The United States is by far Canada’s biggest trading partner and takes around 75 per cent of all Canadian exports.
"We are now down to focused sessions on the remaining issues. Solutions to the remaining issues are being actively explored," said Adam Taylor, a spokesman for Canada’s International Trade Minister Ed Fast.
One challenging issue is the EU’s demand that Canada extend the patent protection of drugs produced in the EU, which the Canadian generic pharmaceutical industry says would add about C$2.8 billion annually to prescription drug costs.
According to a post on Geist’s blog, Verheul said the two sides had not even begun to discuss the patent issue.
"Steep tariff"
Another obstacle is Canada’s insistence on protecting its agricultural sector through a system of supply management, which sets producer quotas and prices on farm commodities such as milk and poultry, and slaps stiff tariffs on imports.
Trew quoted Verheul as saying Canada was pressing the EU to take more of its beef and pork while the EU wanted more access for dairy products.
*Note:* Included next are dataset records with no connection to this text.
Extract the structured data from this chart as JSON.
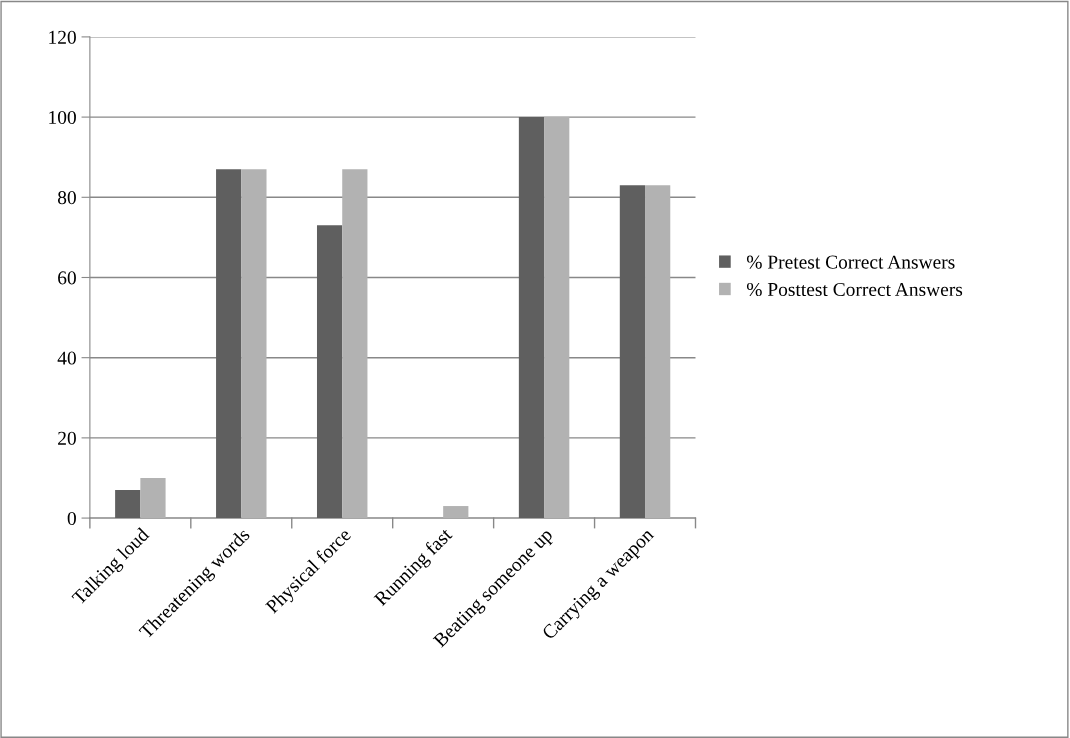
{
  "chart_data": {
    "type": "bar",
    "categories": [
      "Talking loud",
      "Threatening words",
      "Physical force",
      "Running fast",
      "Beating someone up",
      "Carrying a weapon"
    ],
    "series": [
      {
        "name": "% Pretest Correct Answers",
        "color": "#5f5f5f",
        "values": [
          7,
          87,
          73,
          0,
          100,
          83
        ]
      },
      {
        "name": "% Posttest Correct Answers",
        "color": "#b2b2b2",
        "values": [
          10,
          87,
          87,
          3,
          100,
          83
        ]
      }
    ],
    "ylim": [
      0,
      120
    ],
    "yticks": [
      0,
      20,
      40,
      60,
      80,
      100,
      120
    ],
    "grid": "y",
    "legend": "right"
  }
}
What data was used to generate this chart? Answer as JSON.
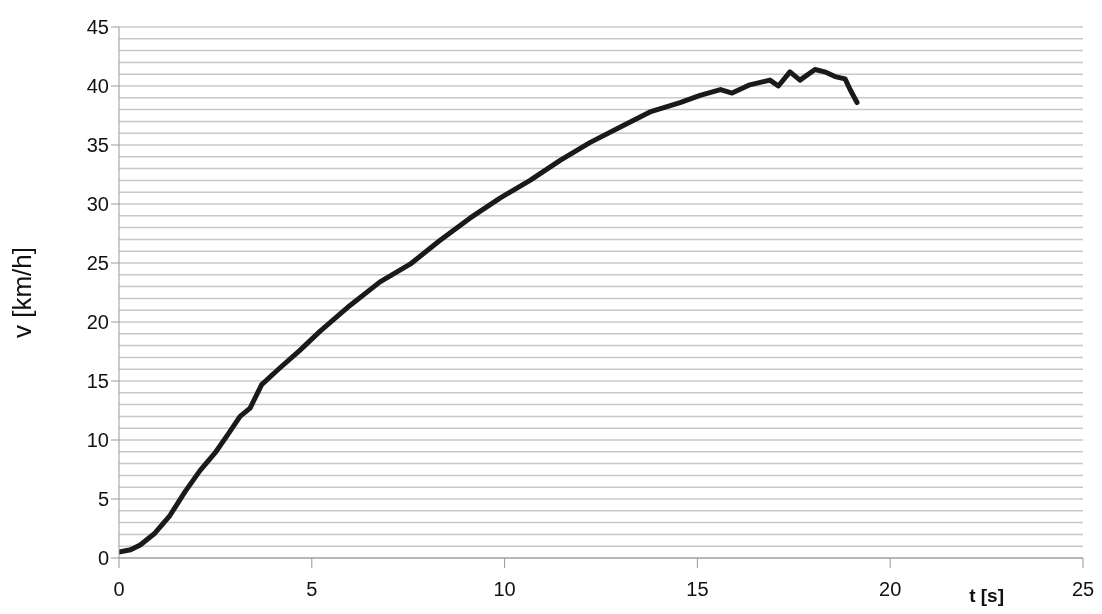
{
  "chart_data": {
    "type": "line",
    "xlabel": "t [s]",
    "ylabel": "v [km/h]",
    "xlim": [
      0,
      25
    ],
    "xticks": [
      0,
      5,
      10,
      15,
      20,
      25
    ],
    "ylim": [
      0,
      45
    ],
    "yticks": [
      0,
      {
        "value": 1,
        "label": null
      },
      {
        "value": 2,
        "label": null
      },
      {
        "value": 3,
        "label": null
      },
      {
        "value": 4,
        "label": null
      },
      5,
      {
        "value": 6,
        "label": null
      },
      {
        "value": 7,
        "label": null
      },
      {
        "value": 8,
        "label": null
      },
      {
        "value": 9,
        "label": null
      },
      10,
      {
        "value": 11,
        "label": null
      },
      {
        "value": 12,
        "label": null
      },
      {
        "value": 13,
        "label": null
      },
      {
        "value": 14,
        "label": null
      },
      15,
      {
        "value": 16,
        "label": null
      },
      {
        "value": 17,
        "label": null
      },
      {
        "value": 18,
        "label": null
      },
      {
        "value": 19,
        "label": null
      },
      20,
      {
        "value": 21,
        "label": null
      },
      {
        "value": 22,
        "label": null
      },
      {
        "value": 23,
        "label": null
      },
      {
        "value": 24,
        "label": null
      },
      25,
      {
        "value": 26,
        "label": null
      },
      {
        "value": 27,
        "label": null
      },
      {
        "value": 28,
        "label": null
      },
      {
        "value": 29,
        "label": null
      },
      30,
      {
        "value": 31,
        "label": null
      },
      {
        "value": 32,
        "label": null
      },
      {
        "value": 33,
        "label": null
      },
      {
        "value": 34,
        "label": null
      },
      35,
      {
        "value": 36,
        "label": null
      },
      {
        "value": 37,
        "label": null
      },
      {
        "value": 38,
        "label": null
      },
      {
        "value": 39,
        "label": null
      },
      40,
      {
        "value": 41,
        "label": null
      },
      {
        "value": 42,
        "label": null
      },
      {
        "value": 43,
        "label": null
      },
      {
        "value": 44,
        "label": null
      },
      45
    ],
    "grid": "y",
    "marker": "none",
    "line_style": "solid",
    "series": [
      {
        "color": "#1a1a1a",
        "x": [
          0,
          0.3,
          0.55,
          0.93,
          1.32,
          1.71,
          2.1,
          2.49,
          2.83,
          3.14,
          3.4,
          3.7,
          4.17,
          4.69,
          5.21,
          5.99,
          6.77,
          7.55,
          8.32,
          9.1,
          9.88,
          10.66,
          11.44,
          12.21,
          12.99,
          13.77,
          14.55,
          15.07,
          15.6,
          15.9,
          16.36,
          16.88,
          17.1,
          17.4,
          17.66,
          18.05,
          18.3,
          18.57,
          18.83,
          18.96,
          19.14
        ],
        "values": [
          0.5,
          0.7,
          1.1,
          2.1,
          3.6,
          5.6,
          7.4,
          8.9,
          10.5,
          12,
          12.7,
          14.7,
          16.1,
          17.6,
          19.2,
          21.4,
          23.4,
          24.9,
          26.9,
          28.8,
          30.5,
          32,
          33.7,
          35.2,
          36.5,
          37.8,
          38.6,
          39.2,
          39.7,
          39.4,
          40.1,
          40.5,
          40,
          41.2,
          40.5,
          41.4,
          41.2,
          40.8,
          40.6,
          39.7,
          38.6
        ]
      }
    ]
  }
}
Neither demand has been resolved yet.
"Reaching an agreement with the EU that will eliminate the steep beef tariff and any quotas will help every link in the beef production chain in Manitoba," Ray Armbruster, president of Manitoba Beef Producers, said in a separate release Friday.
About 50 per cent of MBP members’ production is exported, the group said, and "new and stable market access into the EU is needed in order to help us build the infrastructure necessary to support the growth and development of beef production in Manitoba."
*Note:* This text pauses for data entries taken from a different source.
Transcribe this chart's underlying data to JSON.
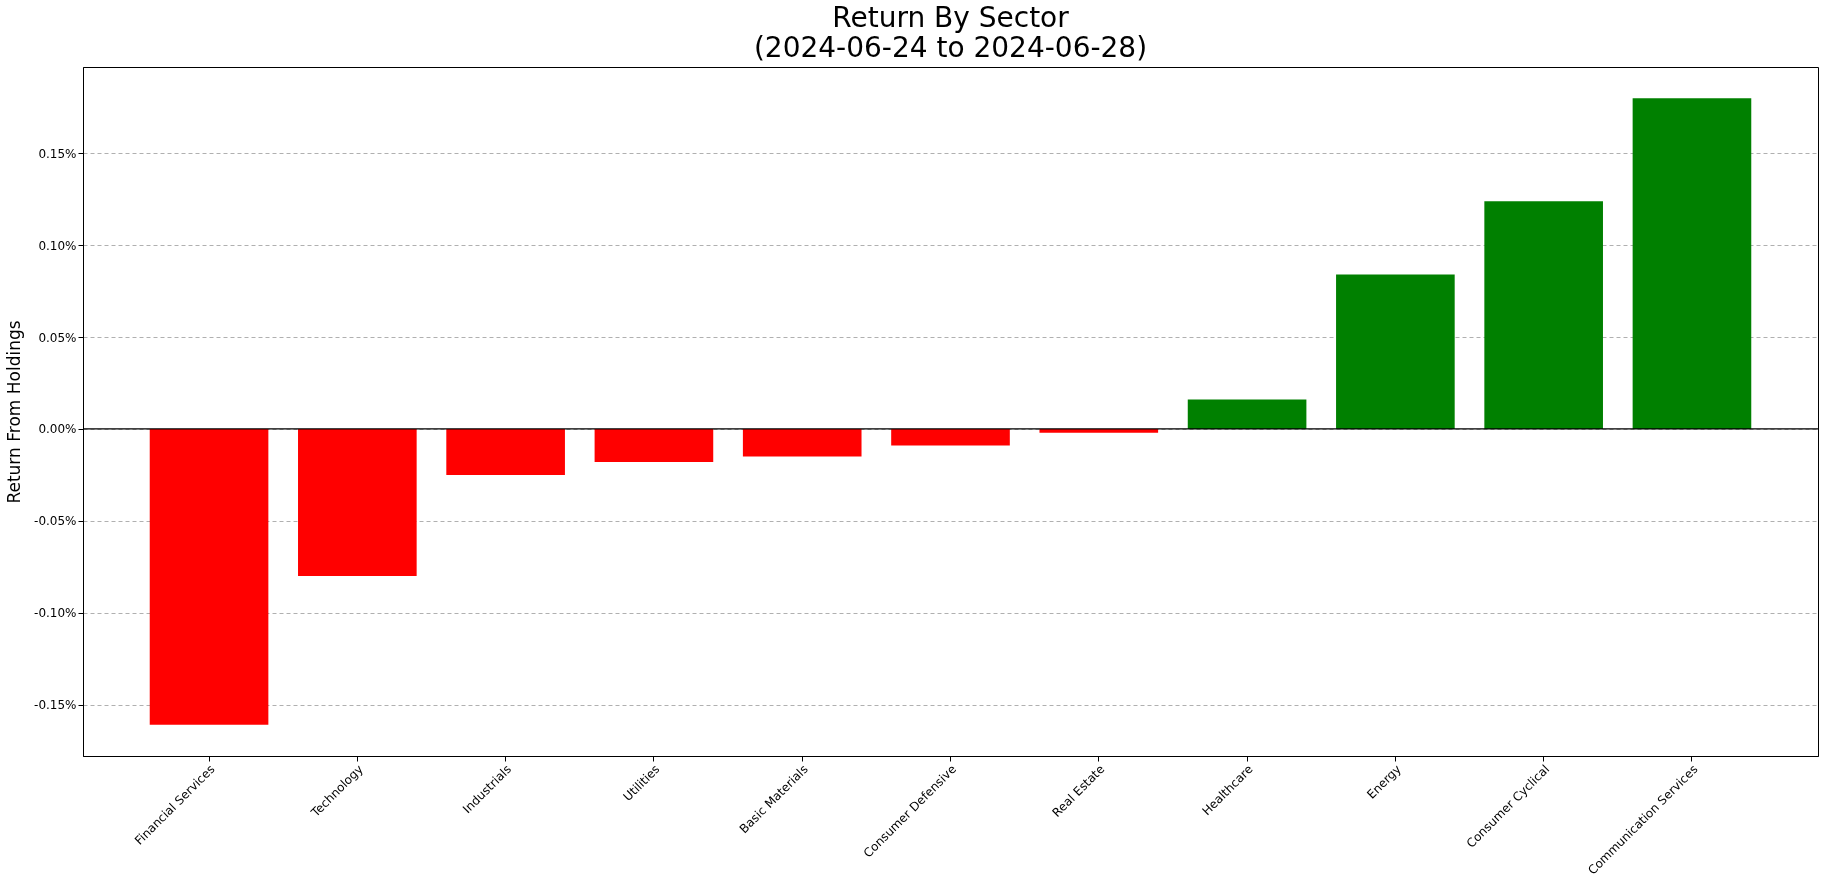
{
  "chart_data": {
    "type": "bar",
    "title": "Return By Sector",
    "subtitle": "(2024-06-24 to 2024-06-28)",
    "ylabel": "Return From Holdings",
    "categories": [
      "Financial Services",
      "Technology",
      "Industrials",
      "Utilities",
      "Basic Materials",
      "Consumer Defensive",
      "Real Estate",
      "Healthcare",
      "Energy",
      "Consumer Cyclical",
      "Communication Services"
    ],
    "values": [
      -0.161,
      -0.08,
      -0.025,
      -0.018,
      -0.015,
      -0.009,
      -0.002,
      0.016,
      0.084,
      0.124,
      0.18
    ],
    "colors": [
      "#ff0000",
      "#ff0000",
      "#ff0000",
      "#ff0000",
      "#ff0000",
      "#ff0000",
      "#ff0000",
      "#008000",
      "#008000",
      "#008000",
      "#008000"
    ],
    "ylim": [
      -0.178,
      0.197
    ],
    "yticks": [
      {
        "value": -0.15,
        "label": "-0.15%"
      },
      {
        "value": -0.1,
        "label": "-0.10%"
      },
      {
        "value": -0.05,
        "label": "-0.05%"
      },
      {
        "value": 0,
        "label": "0.00%"
      },
      {
        "value": 0.05,
        "label": "0.05%"
      },
      {
        "value": 0.1,
        "label": "0.10%"
      },
      {
        "value": 0.15,
        "label": "0.15%"
      }
    ],
    "grid": "y",
    "ref_lines": [
      {
        "axis": "y",
        "value": 0,
        "color": "#000000"
      }
    ]
  }
}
Canada’s Public Safety Minister Vic Toews, in a separate release Friday to Manitoba media, noted agriculture is that province’s largest exporting sector to the EU, shipping about $154 million in agricultural products on average each year between 2009 and 2011.
Tariffs on "key Manitoba exports" to the EU, such as seed, including forage plants (2.5 per cent), rye (up to 93 euros per tonne) and oats (89 euros per tonne), would disappear in an "ambitious" Canada-EU trade pact, Toews wrote.
Fast added there are particularly promising opportunities for Canadian firms in the giant EU procurement market, which they say is worth $2.4 trillion a year.
Critics such as Trew fear that opening up trade with the EU could spell foreign domination of the Canadian provincial procurement market, which has some restrictions.
— David Ljunggren writes from Ottawa as Reuters’ national political correspondent for Canada. Includes files from AGCanada.com Network staff.